Understanding SEC Form S-1: Filing and Amending Guidelines


What is SEC Form S-1?

SEC Form S-1 serves as the debut registration form for new securities mandated by the SEC for U.S.-based public companies. This form is a prerequisite for any security meeting specific criteria to be listed on a national exchange like the New York Stock Exchange. Typically, companies file SEC Form S-1 in preparation for their initial public offering (IPO). Essential details included in Form S-1 encompass the planned use of capital proceeds, a comprehensive overview of the existing business model and competitive landscape, along with a concise prospectus outlining the intended security, pricing methodology, and potential dilution effects on other listed securities.

Also known as the registration statement under the Securities Act of 1933, SEC Form S-1 mandates the disclosure of any significant business transactions between the company, its directors, and external legal counsel. Interested investors can access S-1 filings online to conduct thorough due diligence on new offerings before they are launched.

Unlike U.S. companies, foreign security issuers navigate the process using SEC Form F-1 instead of SEC Form S-1.

Key Takeaways:

  • SEC Form S-1 is a mandatory SEC registration for U.S. companies seeking a listing on a national exchange.
  • This form acts as the registration statement typically filed in conjunction with an initial public offering.
  • Any required amendments or modifications by the issuer are filed under SEC Form S-1/A.
  • The issuer holds liability for any material misrepresentations or omissions.


How to File SEC Form S-1

Companies can conveniently utilize the SEC’s online Electronic Data Gathering, Analysis, and Retrieval (EDGAR) system to submit mandatory forms, including Form S-1. To initiate this process, individuals or entities must complete a Form ID, an electronic application facilitating the acquisition of a CIK (Central Index Key) and access codes essential for filing on EDGAR. Referencing the EDGAR Filers Quick Reference Guides is advisable for navigating through all required steps, technical specifications, and FAQ resolutions.

Form S-1 comprises two sections. Part I, acknowledged as the prospectus, is a legal document necessitating information on business operations, fund utilization, total proceeds, share price, management description, financial status, the percent of business held by individual owners, and specifics on underwriters.

Part II, not obligatory in the prospectus, encompasses recent unregistered securities sales, exhibits, and financial statement schedules.

The issuer bears liability for material omissions or misrepresentations.


Amending SEC Form S-1

Alterations to the form may be necessary due to changing material information or market conditions prompting an offering delay. In such instances, the issuer is required to file Form S-1/A. The Securities Exchange Act of 1933, known as the Truth in Securities law, mandates the submission of these registration forms to disclose crucial information during a company’s securities registration process. This practice aligns with the Act’s core goals: ensuring investors receive comprehensive details on the offered securities and preventing fraud in their sale.

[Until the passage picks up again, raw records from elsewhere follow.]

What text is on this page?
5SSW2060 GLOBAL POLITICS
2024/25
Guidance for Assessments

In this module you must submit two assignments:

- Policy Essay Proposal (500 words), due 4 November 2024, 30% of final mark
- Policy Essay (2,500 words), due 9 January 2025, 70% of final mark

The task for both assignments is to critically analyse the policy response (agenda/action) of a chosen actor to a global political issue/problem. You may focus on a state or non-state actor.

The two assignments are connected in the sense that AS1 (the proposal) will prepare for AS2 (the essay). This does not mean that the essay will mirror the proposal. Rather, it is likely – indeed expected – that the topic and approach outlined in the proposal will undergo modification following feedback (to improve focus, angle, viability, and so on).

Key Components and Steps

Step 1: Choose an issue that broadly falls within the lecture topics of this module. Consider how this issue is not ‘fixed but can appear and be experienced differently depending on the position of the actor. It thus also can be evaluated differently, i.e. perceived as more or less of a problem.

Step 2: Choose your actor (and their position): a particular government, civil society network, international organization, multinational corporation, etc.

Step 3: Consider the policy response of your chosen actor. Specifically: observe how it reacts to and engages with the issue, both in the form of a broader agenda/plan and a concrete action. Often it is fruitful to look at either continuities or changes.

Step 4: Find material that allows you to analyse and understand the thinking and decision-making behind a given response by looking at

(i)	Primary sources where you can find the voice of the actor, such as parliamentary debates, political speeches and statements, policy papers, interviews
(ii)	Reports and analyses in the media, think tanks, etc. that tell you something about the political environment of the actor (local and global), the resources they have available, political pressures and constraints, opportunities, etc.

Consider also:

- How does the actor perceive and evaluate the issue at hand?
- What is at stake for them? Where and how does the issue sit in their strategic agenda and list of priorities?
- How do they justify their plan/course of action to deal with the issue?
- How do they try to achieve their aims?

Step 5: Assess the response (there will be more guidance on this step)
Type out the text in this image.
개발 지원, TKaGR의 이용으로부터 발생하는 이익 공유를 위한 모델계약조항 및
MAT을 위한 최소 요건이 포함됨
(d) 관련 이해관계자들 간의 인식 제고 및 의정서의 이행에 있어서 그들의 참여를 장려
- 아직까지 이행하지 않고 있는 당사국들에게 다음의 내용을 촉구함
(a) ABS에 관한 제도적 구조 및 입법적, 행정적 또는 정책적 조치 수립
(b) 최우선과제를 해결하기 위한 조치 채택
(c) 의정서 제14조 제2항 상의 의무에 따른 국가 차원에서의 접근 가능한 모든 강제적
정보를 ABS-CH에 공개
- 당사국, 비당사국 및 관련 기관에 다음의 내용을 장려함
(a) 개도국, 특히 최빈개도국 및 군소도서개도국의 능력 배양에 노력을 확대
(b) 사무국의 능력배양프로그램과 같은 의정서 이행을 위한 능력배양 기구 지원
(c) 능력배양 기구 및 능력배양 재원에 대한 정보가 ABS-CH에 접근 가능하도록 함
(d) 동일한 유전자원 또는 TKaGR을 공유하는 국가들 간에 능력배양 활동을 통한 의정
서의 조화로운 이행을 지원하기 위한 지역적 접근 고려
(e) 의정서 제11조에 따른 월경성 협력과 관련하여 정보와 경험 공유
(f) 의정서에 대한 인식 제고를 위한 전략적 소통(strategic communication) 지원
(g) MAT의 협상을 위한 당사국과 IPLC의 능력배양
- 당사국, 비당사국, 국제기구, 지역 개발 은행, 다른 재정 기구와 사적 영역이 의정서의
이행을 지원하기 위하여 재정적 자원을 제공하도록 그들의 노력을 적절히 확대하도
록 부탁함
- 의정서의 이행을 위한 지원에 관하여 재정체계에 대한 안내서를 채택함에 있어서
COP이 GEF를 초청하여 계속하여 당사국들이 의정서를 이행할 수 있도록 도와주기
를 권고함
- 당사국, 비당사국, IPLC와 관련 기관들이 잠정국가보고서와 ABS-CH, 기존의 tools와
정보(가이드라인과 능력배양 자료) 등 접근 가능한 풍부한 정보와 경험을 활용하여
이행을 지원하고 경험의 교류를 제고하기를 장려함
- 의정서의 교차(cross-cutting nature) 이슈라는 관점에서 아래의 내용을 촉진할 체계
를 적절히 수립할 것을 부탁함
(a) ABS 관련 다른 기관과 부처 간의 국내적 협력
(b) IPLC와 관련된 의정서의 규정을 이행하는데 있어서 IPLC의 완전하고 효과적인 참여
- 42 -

The S-3 serves as an abbreviated registration form, catering to companies with reduced ongoing reporting obligations.

Investors rely on the information provided in a company’s SEC Form S-1 filing to make informed decisions regarding potential stock investments during an initial public offering.

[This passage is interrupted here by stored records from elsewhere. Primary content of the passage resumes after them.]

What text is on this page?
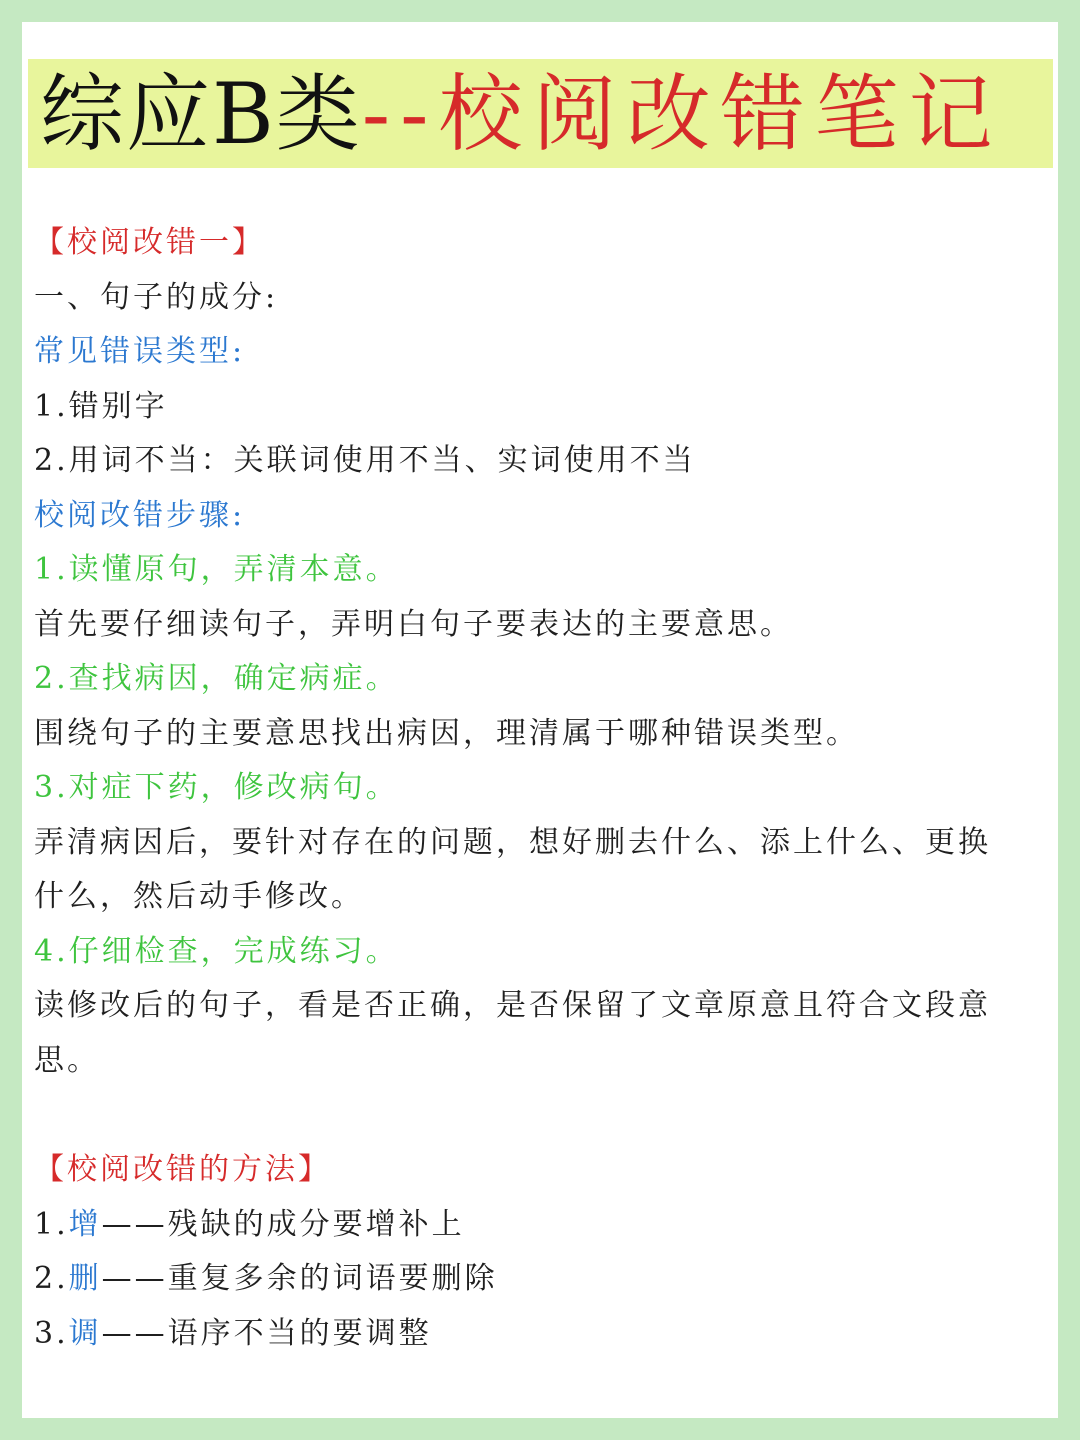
综应B类 --校阅改错笔记
【校阅改错一】
一、句子的成分:
常见错误类型:
1.错别字
2.用词不当：关联词使用不当、实词使用不当
校阅改错步骤:
1.读懂原句，弄清本意。
首先要仔细读句子，弄明白句子要表达的主要意思。
2.查找病因，确定病症。
围绕句子的主要意思找出病因，理清属于哪种错误类型。
3.对症下药，修改病句。
弄清病因后，要针对存在的问题，想好删去什么、添上什么、更换什么，然后动手修改。
4.仔细检查，完成练习。
读修改后的句子，看是否正确，是否保留了文章原意且符合文段意思。
【校阅改错的方法】
1.增——残缺的成分要增补上
2.删——重复多余的词语要删除
3.调——语序不当的要调整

Example of an SEC Form S-1 Filing

In September 2018, Eventbrite, Inc., a prominent global ticketing and event technology platform, successfully completed its IPO by pricing 10 million shares at $23. Prior to this, an initial S-1 form was filed in August, accompanied by five subsequent S-1/A filings. The initial filing outlined the maximum dollar amount projected for capital raising, introduced the underwriters, growth strategies, and the explanation of dual classes of stock. It also provided detailed insights into Eventbrite’s business operations and historical financial data.